McInnes’ results sets him apart from the most of the other three managers in this study.

His points earned percentage is above the average of this group whenever Aberdeen has a majority of possession & even when they are forced to sit back a little & counter when possible.

The only times Aberdeen really struggle is when they are forced to rely solely on counter attacks.  But that almost….never….happens.

In fact, only 6% of Aberdeen’s matches over the past 3+ seasons have seen the team get 44% or less of the possession.  That means Aberdeen is regularly dictating play & able to employ the tactical approach they want to in a match.

Of course, the big question is whether McInnes has what it takes to take a club to that next level.

His teams are at their best when they have the vast majority of possession and, unless you’re Tommy Wright, that makes sense.

Does his point ceiling get higher at a club like Rangers?  That’s the risk involved in any hiring process.  The unknown.

Clubs need to make calculated risks when finding a new manager & it helps to have data to go along with what is learned in the interview process  (I’d assume data was overlooked last time around because Pedro Caixinha’s points earned percentage was 49% prior being hired by Rangers).

courtesy of Olaf Kraak

Frank de Boer

The managerial position at Rangers offers a chance at redemption for Frank de Boer.

After such an impressive start to his coaching career with Ajax, de Boer has followed that with two disasters:  at Inter & then this season with Crystal Palace.

When you look at the numbers above, you see that de Boer’s Ajax side flirted with near-championship winning points rates regardless of the style his team played.

You’d expect Ajax to dominate possession, & they did, but when they didn’t win the possession battle…well, they still won the match.

Then…after being linked to several top jobs in world football, de Boer chose Inter Milan.

It’s been a rough couple of years for de Boer, which adds to the narrative that Rangers could become a chance at redemption.

Still it needs to be remembered that the bulk of de Boer’s coaching career has seen his team dominating play & walking away with three points.  You can see there is almost no variance in the rates above.  Frank de Boer expects his teams to dominate possession & that is how his teams will succeed.

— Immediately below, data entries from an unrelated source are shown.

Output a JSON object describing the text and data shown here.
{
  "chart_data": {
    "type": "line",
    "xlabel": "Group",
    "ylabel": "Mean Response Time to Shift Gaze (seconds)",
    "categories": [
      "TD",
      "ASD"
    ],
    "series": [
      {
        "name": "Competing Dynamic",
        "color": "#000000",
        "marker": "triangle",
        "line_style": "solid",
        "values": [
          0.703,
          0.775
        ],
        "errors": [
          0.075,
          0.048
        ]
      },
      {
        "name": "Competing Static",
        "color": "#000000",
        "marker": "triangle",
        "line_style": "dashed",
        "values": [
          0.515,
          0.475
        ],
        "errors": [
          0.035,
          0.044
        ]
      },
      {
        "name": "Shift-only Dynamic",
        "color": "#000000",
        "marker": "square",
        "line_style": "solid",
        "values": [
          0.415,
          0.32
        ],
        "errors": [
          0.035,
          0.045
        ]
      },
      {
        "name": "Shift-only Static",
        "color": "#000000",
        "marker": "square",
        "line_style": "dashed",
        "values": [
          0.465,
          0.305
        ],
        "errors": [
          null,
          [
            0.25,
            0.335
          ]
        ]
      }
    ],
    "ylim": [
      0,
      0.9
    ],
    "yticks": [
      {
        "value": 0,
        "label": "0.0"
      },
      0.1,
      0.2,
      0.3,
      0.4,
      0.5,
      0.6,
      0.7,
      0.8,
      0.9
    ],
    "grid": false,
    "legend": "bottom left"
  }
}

However, even though de Boer expects his team  to dominate possession, you can see that he has the tactical flexibility to plan for a counter attacking style as well.   In 35% of his matches, de Boer has had to see his team concede possession to the opponents.  In those games, de Boer still managed to earn 69% of the points available.

If Frank de Boer is willing to take the job & if it’s within Rangers’ budget, it would be foolish to not offer him the position.  His exposure to Scottish football is minimal, but still more then the previous two managers hired by the club.

If de Boer is holding out for a gig in a more prestigious league, it is imperative to hire from within the SPFL system.  The data supports giving either McInnes or Neilson a chance to lead the team they both have roots with…but the catch is that they both are under contract with other clubs.

If those three aren’t available….well, I’m not really sure what a Plan B would be that would rise above:  more of the same.